Hannes Rockenbauch, Sprecher des Aktionsbündnisses, erklärte: „Wenn wir ‚oben bleiben‘ gesagt haben, dann haben wir nicht gemeint: oben bleiben an der Regierung und das um jeden Preis. Sondern da haben wir gemeint, wir wollen diesen Bahnhof nicht! Und dann gilt auch für diese Landesregierung: Ihr werdet uns nicht los, wir Euch schon!“
Grüne sind pro-kapitalistische Partei
Hilmar Kopper, früherer Vorstandssprecher der Deutschen Bank, hat 1999 einmal gesagt, dass er sich anderthalb Jahre vorher nicht hätte vorstellen können, dass es unter einer rot-grünen Regierung eine deutsche Beteiligung an einem Krieg im Balkan geben könnte: „Genauso aber kam es. Und es konnte nur von einer rot-grünen Regierung kommen. Sonst hätten wir in diesem Land die Revolution gehabt. Ähnliches gilt wohl für die Veränderung des Sozialstaates.

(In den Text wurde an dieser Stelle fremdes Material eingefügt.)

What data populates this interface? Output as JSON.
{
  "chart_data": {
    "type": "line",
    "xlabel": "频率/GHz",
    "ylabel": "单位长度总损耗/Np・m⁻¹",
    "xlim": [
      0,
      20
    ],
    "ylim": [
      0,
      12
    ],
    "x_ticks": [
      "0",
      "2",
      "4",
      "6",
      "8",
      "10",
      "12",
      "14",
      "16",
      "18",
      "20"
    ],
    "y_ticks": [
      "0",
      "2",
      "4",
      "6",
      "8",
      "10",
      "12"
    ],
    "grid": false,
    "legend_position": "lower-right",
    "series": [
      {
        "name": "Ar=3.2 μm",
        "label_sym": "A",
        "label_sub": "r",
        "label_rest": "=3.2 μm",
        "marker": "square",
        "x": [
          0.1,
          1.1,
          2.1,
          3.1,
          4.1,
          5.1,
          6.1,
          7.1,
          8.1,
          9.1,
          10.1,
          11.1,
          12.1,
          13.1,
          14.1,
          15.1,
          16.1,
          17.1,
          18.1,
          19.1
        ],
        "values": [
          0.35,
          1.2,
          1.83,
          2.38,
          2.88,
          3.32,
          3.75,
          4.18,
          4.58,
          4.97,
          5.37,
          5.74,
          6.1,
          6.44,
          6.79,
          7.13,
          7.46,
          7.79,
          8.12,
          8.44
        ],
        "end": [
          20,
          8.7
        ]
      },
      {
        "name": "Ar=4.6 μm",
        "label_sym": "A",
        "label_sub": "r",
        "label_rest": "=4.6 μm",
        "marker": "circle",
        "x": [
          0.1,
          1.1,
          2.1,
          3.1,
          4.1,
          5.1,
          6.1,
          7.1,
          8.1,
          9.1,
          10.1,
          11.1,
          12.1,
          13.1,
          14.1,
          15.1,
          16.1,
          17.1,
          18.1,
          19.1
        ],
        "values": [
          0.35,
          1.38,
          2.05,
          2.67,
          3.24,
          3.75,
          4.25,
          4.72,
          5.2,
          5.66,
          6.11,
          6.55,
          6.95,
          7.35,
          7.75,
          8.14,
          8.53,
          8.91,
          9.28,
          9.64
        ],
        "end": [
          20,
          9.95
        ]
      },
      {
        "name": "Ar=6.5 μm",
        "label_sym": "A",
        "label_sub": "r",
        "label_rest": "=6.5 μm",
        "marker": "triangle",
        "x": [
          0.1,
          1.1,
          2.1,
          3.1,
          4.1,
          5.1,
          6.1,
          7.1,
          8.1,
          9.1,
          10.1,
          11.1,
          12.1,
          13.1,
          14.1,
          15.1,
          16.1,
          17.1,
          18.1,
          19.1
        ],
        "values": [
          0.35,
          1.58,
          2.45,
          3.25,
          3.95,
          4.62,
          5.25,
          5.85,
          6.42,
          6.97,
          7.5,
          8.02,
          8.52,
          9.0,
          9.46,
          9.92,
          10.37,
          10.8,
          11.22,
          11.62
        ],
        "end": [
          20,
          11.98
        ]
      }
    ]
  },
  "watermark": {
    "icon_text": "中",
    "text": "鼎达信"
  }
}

Wahrscheinlich müssen die heiligen Kühe von denen geschlachtet werden, die an der Aufzucht am aktivsten beteiligt waren.“ Das wiederholt sich jetzt bei S21.
Die Grünen sind nicht bereit, es auf einen Machtkampf mit den wirtschaftlich Mächtigen, die hinter Stuttgart 21 stehen, ankommen zu lassen. Sie wissen, dass dies dazu führen müsste, die Macht des Kapitals insgesamt in Frage zu stellen. Und sie wissen auch, dass sie eine Konfrontation mit der S21-Mafia die Regierungsbeteiligung und viele hoch bezahlte Posten kosten würde. Weil die Grünen selbst Teil des kapitalistischen Systems sind, gehen sie den anderen Weg. Sie erklären uns plötzlich, dass man aus Stuttgart 21 auch ein gutes Projekt machen könne. Das ist dann auch der Türöffner, die vor der Volksabstimmung zugesagte Begrenzung der Landesmittel auf 930 Millionen Euro irgendwann aufzuheben.
Und DIE LINKE?
Der Kurs der Grünen stellt die Frage nach einer politischen Alternative in aller Schärfe. Die SAV sieht in der LINKEN einen Ansatz für eine breite antikapitalistische Partei und kämpft in der Linkspartei dafür, dass diese sich aktiv am Widerstand gegen S21 und anderen außerparlamentarischen Bewegungen beteiligt.
DIE LINKE muss als kämpferische, konsequent antikapitalistische Partei aufgebaut werden. Beteiligungen an Koalitionen mit bürgerlichen Parteien wie in Brandenburg darf es nicht geben, sonst landet die Partei dort, wo SPD und Grüne bereits angekommen sind.